Si comme beaucoup, vous avez cet étrange sentiment de vous sentir déboussolé sans savoir expliquer pourquoi, c’est probablement que votre inconscient est perdu dans un monde moderne qui lui est totalement étranger. Autres temps, autres mœurs, par conséquent, ne soyez pas trop dur avec vous-même !
Pour comprendre ce qu’est le syndrome du progrès, il faut d’abord comprendre ce qu’est la capacité d’adaptation. Je vais pour cela utiliser un récit connu sous le nom de fable de la grenouille.
Selon cette fable, si vous plongez une grenouille dans une casserole remplie d’eau à température ambiante et que vous augmentez très progressivement la température, la grenouille ne percevra pas le danger et finira par s’adapter jusqu’à ce qu’il soit trop tard.

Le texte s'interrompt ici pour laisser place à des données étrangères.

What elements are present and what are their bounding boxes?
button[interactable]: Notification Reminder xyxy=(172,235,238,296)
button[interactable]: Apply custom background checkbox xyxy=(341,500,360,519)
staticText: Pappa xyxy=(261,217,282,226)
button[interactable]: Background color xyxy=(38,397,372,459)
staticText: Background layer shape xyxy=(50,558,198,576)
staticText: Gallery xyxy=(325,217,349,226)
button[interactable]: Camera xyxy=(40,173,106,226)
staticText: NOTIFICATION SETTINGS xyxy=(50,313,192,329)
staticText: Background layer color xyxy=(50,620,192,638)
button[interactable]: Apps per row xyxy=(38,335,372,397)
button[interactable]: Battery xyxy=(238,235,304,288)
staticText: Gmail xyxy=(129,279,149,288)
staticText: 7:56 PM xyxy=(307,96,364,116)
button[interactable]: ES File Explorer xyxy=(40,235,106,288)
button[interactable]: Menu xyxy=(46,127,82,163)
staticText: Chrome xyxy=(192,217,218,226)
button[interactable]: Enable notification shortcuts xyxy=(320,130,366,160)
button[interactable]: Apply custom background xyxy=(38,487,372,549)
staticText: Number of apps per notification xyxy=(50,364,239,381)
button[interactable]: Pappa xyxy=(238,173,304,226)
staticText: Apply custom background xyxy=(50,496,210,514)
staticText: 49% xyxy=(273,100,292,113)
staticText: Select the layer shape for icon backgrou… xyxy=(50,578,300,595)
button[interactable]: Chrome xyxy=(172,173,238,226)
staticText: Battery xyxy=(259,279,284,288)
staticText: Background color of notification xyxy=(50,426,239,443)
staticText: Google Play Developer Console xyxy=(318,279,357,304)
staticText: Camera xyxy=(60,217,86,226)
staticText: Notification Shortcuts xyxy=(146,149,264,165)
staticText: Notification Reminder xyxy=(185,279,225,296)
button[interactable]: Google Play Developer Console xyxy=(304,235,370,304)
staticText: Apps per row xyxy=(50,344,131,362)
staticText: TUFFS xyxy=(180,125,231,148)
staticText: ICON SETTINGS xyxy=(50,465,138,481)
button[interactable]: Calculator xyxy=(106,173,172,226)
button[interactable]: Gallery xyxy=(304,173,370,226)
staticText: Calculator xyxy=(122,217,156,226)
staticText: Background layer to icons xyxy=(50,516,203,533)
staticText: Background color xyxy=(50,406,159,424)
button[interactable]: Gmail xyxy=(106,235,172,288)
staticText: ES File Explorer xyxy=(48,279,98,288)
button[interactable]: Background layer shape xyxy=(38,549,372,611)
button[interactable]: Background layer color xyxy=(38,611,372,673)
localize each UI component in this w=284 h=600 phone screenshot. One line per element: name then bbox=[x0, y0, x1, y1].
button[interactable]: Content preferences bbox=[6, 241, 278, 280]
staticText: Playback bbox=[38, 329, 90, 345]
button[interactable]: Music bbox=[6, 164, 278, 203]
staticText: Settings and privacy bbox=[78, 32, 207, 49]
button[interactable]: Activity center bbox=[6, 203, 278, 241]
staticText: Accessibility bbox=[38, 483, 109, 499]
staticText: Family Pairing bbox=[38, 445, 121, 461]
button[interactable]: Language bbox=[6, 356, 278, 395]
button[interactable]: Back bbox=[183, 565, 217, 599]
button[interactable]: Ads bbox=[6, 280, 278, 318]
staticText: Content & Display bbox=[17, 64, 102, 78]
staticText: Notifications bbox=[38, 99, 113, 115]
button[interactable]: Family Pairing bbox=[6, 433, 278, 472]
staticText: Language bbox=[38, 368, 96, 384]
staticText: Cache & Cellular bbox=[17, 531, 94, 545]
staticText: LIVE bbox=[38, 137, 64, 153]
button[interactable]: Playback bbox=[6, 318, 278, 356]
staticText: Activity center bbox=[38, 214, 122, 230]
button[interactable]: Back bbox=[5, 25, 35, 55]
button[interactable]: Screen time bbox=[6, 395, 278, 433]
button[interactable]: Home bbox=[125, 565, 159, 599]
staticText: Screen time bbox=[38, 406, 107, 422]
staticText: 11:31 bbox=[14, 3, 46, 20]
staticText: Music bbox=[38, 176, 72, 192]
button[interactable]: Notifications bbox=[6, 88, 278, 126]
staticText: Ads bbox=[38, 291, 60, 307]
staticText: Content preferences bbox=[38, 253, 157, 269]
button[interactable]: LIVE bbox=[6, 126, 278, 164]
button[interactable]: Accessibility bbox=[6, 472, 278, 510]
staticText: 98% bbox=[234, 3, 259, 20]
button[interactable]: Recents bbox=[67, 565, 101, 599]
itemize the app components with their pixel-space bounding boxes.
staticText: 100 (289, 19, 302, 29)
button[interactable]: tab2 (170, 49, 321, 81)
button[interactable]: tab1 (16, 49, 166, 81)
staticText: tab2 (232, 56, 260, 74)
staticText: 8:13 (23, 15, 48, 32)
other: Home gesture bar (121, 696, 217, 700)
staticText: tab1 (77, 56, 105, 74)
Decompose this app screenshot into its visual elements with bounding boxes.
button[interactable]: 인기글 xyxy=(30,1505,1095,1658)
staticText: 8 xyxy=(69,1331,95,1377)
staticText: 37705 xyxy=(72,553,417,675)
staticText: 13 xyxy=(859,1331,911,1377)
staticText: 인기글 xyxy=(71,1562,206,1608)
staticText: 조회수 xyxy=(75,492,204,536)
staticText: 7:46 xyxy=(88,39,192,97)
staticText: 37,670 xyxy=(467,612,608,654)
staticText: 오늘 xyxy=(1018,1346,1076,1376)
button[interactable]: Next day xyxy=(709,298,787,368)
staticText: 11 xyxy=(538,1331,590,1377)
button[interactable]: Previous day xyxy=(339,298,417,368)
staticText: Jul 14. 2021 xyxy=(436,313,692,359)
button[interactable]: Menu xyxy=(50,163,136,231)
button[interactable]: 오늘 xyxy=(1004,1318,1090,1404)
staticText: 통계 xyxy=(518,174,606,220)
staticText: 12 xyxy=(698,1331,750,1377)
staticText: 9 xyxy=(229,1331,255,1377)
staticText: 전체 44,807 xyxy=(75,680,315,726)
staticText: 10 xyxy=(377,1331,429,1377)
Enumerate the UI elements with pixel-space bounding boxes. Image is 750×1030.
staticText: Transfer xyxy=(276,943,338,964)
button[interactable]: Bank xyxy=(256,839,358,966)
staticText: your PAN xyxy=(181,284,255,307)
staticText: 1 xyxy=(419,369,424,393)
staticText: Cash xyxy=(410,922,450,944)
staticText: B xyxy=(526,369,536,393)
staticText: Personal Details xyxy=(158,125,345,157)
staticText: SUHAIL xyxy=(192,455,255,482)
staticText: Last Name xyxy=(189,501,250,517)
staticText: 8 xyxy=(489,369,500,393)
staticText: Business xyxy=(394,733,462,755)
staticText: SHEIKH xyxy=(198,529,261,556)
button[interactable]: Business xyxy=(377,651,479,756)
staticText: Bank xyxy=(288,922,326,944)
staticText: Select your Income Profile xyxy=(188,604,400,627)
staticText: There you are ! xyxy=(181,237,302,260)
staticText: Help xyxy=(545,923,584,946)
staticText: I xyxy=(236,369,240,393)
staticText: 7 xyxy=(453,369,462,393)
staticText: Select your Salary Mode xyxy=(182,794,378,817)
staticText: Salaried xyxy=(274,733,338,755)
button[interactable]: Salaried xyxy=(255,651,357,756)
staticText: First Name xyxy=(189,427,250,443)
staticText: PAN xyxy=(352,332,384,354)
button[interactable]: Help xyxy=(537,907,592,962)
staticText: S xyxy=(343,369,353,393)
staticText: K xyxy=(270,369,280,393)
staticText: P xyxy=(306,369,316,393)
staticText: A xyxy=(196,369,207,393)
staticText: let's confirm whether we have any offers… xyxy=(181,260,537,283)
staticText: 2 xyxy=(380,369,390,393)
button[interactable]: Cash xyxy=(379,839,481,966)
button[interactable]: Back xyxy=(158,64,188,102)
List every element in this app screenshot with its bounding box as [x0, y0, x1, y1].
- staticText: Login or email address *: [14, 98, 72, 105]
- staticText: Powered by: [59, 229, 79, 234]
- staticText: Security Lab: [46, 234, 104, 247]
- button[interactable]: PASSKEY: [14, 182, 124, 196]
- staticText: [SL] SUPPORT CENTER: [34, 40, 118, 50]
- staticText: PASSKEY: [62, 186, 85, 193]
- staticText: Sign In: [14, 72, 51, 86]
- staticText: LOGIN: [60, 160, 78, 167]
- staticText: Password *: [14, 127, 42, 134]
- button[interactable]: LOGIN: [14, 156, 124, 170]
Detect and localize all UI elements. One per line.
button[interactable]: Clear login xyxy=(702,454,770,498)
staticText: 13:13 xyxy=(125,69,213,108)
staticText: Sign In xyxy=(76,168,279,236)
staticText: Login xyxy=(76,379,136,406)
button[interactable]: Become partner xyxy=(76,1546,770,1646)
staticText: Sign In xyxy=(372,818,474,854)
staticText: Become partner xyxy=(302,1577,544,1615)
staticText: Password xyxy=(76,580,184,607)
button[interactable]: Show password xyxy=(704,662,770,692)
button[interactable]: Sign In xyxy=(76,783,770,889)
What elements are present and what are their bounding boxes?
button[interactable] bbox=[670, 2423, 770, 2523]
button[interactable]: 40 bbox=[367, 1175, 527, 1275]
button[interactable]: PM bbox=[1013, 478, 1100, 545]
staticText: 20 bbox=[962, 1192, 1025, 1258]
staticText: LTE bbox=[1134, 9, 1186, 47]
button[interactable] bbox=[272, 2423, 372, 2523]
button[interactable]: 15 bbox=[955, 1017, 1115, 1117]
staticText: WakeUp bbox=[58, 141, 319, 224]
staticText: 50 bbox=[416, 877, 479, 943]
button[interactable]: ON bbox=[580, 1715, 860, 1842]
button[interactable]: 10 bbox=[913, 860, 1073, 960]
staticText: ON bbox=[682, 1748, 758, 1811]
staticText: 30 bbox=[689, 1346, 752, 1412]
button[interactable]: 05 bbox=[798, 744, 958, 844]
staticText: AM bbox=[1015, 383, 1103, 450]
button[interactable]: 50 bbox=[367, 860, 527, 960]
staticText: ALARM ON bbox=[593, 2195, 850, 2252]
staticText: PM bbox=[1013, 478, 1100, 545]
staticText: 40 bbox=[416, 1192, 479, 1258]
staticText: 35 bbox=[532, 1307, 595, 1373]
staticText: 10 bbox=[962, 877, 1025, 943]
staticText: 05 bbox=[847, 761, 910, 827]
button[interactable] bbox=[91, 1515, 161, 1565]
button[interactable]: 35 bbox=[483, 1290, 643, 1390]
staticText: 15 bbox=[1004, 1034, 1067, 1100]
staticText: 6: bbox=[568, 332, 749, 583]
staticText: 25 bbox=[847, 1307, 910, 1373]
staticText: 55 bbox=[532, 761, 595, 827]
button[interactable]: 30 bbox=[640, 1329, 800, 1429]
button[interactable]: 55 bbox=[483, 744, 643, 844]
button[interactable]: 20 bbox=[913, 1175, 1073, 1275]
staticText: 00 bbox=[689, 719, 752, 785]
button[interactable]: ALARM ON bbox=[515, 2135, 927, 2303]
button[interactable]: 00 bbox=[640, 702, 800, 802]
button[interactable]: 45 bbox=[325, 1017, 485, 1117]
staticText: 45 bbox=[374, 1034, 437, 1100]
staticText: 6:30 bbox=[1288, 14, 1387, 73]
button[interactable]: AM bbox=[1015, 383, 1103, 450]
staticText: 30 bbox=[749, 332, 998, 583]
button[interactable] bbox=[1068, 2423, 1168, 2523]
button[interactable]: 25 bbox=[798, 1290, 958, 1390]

En revanche, si vous la plongez directement dans l’eau chaude, elle sautera immédiatement hors de la casserole.
Bien que les grenouilles soient en réalité très sensibles aux changements de température et s’échapperaient bien avant que la situation ne devienne critique, cette fable reste puissante pour illustrer la façon dont nous, humains, pouvons parfois nous adapter à des changements graduels sans en percevoir les dangers. Le progrès est pour l’être humain ce qu’est la température de l’eau pour la grenouille dans la fable, là où notre organisme est le résultat d’une très lente évolution qui se compte en millions d’années.
Seulement voilà, la fulgurance du progrès depuis deux siècles a métamorphosé votre environnement, ce dont vous êtes conscient mais pas votre organisme dont l’évolution est régie par des lois naturelles dont la technologie est absente. Ainsi les maladies modernes comme le stress ou l’obésité trouvent souvent leur origine dans le fait que le corps veut s’échapper de son environnement comme le ferait la grenouille face à un changement trop brusque de température de l’eau dans la casserole, ce qui est impossible dans notre cas.
Cette lutte permanente entre l’inconscient de votre organisme qui se sent menacé alors qu’il ne le devrait pas et votre conscience qui ne comprend pas pourquoi votre corps souffre est à la source de nombreux symptômes physiques et psychologiques. Ensemble, ces souffrances forment ce que j’appelle le syndrome du progrès.
Puisque le syndrome du progrès découle d’une incompréhension par votre organisme de l’environnement qui l’entoure, vous devez avant tout être conscient de la façon dont lui perçoit le monde qui vous entoure, ce qui n’est pas facile puisque pour vous le progrès semble naturel dès lors que vous baignez dedans. Le meilleur moyen de comprendre cette différence de perception de votre environnement entre votre inconscient et votre conscient est de prendre du recul en comparant l’évolution naturelle et l’évolution du progrès.
Du point de vue de l’évolution naturelle, nous appartenons tous à l’espèce Homo sapiens et notre organisme actuel n’est pas très différent de ses premiers représentants nés il y a 150 000 ans au moins. Si c’était le cas nous serions devenus une nouvelle espèce, ce qui nécessite environ 1 million d’années chez le genre humain, et nous sommes donc encore loin d’y être.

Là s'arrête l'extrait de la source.